Appendix H: Accessibility Support
Contents
This appendix is informative, not normative.
H.1 WAI Accessibility Guidelines
This appendix explains how accessibility guidelines published by
W3C's Web Accessibility Initiative (WAI) apply to SVG.
- The "Web Content Accessibility Guidelines 1.0"
[WCAG]
explains how
authors can create Web content that is accessible to people with
disabilities.
- The "Authoring Tool Accessibility Guidelines 1.0"
[ATAG]
explains
how developers can design accessible authoring tools such
as SVG authoring tools.
To conform to the SVG specification,
an SVG authoring tool must conform to ATAG (priority 1). SVG support for
element grouping and
reuse is relevant to
designing accessible SVG authoring tools.
- The "User Agent Accessibility Guidelines 1.0"
[UAAG] explains
how developers can design accessible user agents such as
SVG-enabled browsers. To conform to the SVG specification,
an SVG user agent should conform to UAAG. SVG support for
scaling, style sheets, the DOM, and metadata are all relevant to
designing accessible SVG user agents.
The W3C Note "Accessibility Features of SVG" [not yet published] explains
in detail how the requirements of the three guidelines apply to SVG.
H.2 SVG Content Accessibility Guidelines
This section explains briefly how authors can create accessible SVG
documents; it summarizes "Accessibility Features of SVG" [not yet published].
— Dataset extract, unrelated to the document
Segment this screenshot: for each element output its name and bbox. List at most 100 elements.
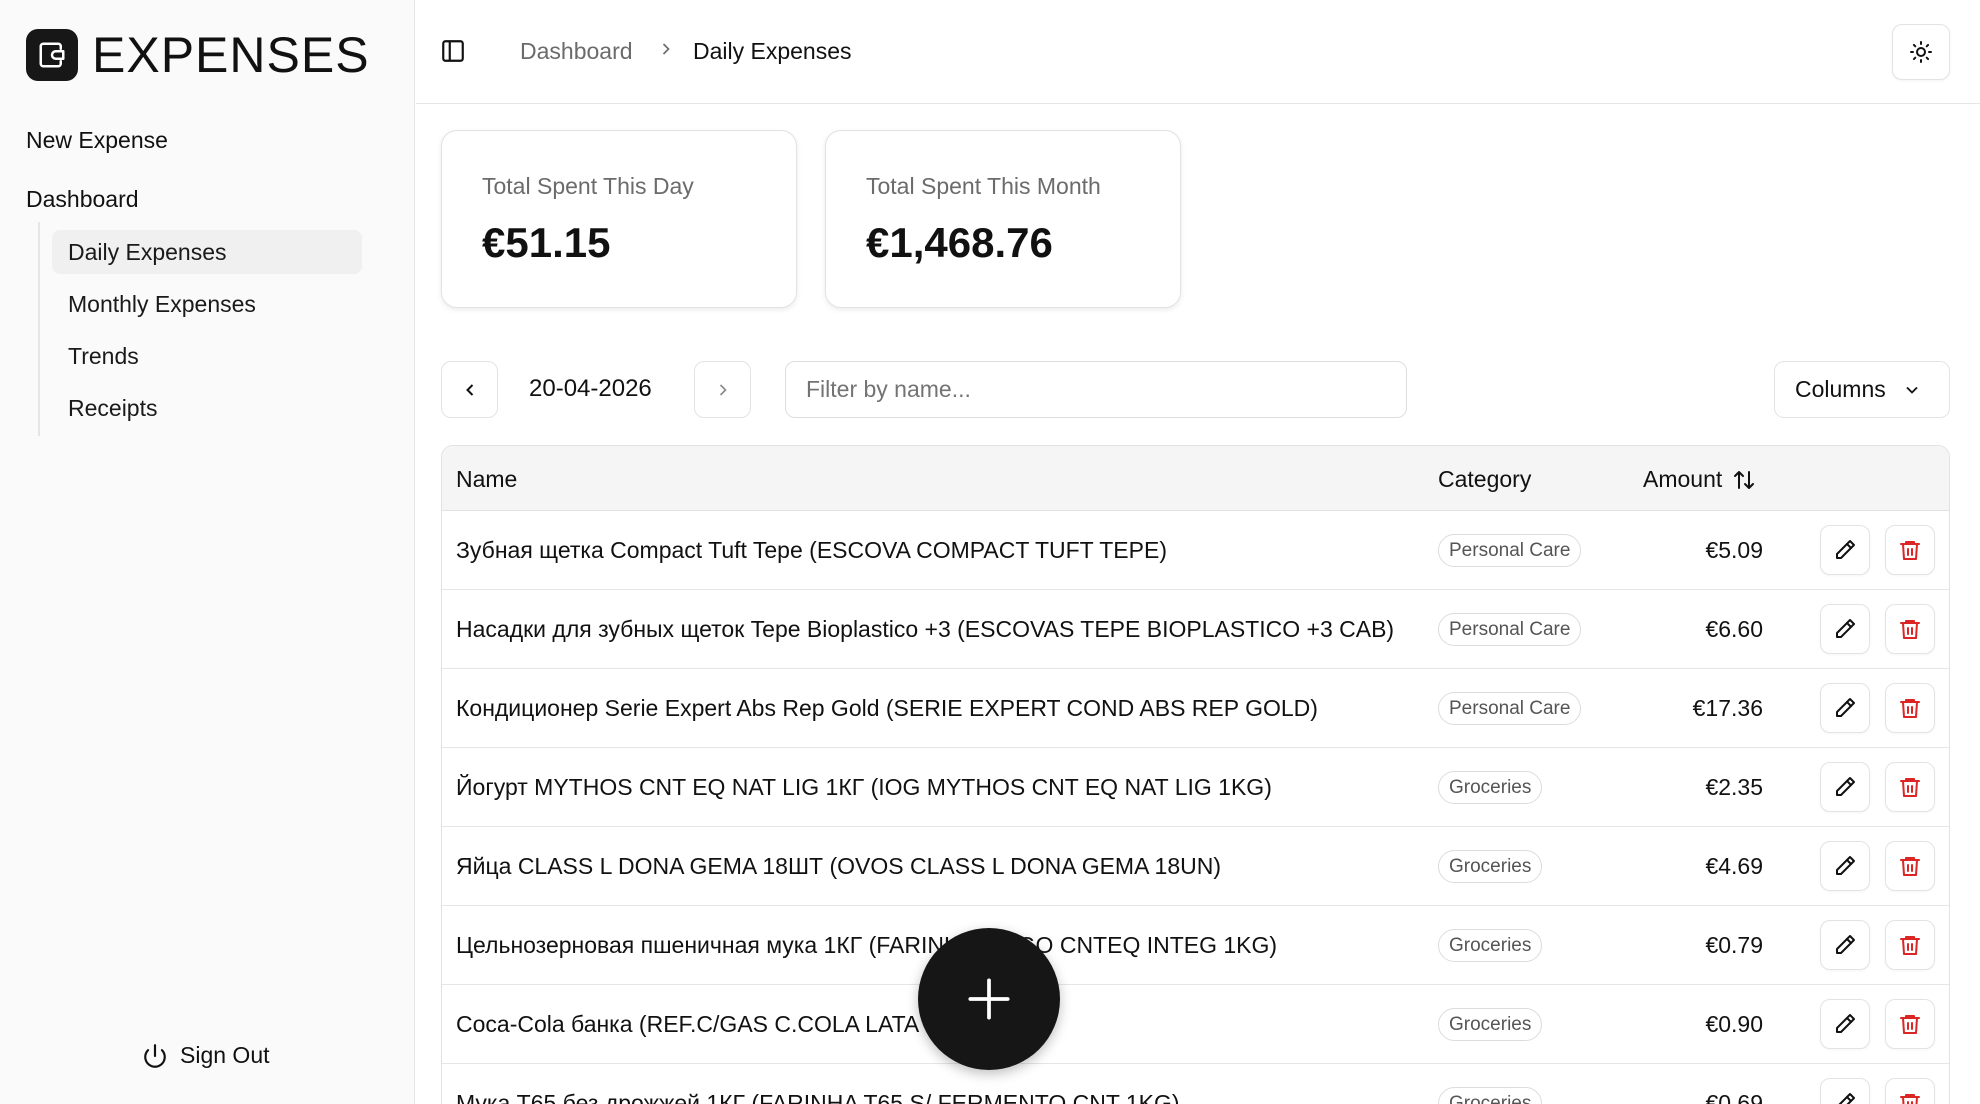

- Provide text equivalents for graphics.
-
- When the text content of a graphic (e.g., in a
'text'
element) explains its function, no text equivalent
is required. Use the
'title'
child element to explain the function
'text'
elements whose meaning is not clear from their
text content.
- When a graphic does not include explanatory
text content, it requires a text equivalent. If the equivalent
is complex, use the
'desc'
element, otherwise use the
'title'
child element.
- If a graphic is built from meaningful
parts, build the description from meaningful parts.
- Do not rely on color alone.
-
- Do not use color alone to convey information.
- Ensure adequate color contrast.
Use style sheets so that users who require certain
color combinations may apply them through user style sheets.
- Use markup and style sheets and do so properly.
-
- Represent text as character data, not as images or curves.
Style text with fonts. Authors may describe their
own fonts in SVG.
- Separate structure from presentation.
- Use the 'g'
element
and rich descriptions to structure SVG documents. Reuse
named objects.
- Publish highly-structured documents, not just graphical
representations. Documents that are rich in structure
may be rendered graphically, as speech, or as braille.
For example, express mathematical relationships
in MathML [MATHML]
and use SVG for explanatory graphics.
- Author documents that validate to the SVG grammar.
- Use style sheets to specify graphical and aural
presentation.
- Use relative units in style sheets.
- Clarify natural language usage.
-
- Use xml:lang
to identify the natural language of
content and changes in natural language.
- Ensure that dynamic content is accessible.
-
- Ensure that text equivalents for dynamic content are updated when the
dynamic content changes.
- Ensure that SVG documents are usable when scripts or other
programmatic objects are turned off or not supported.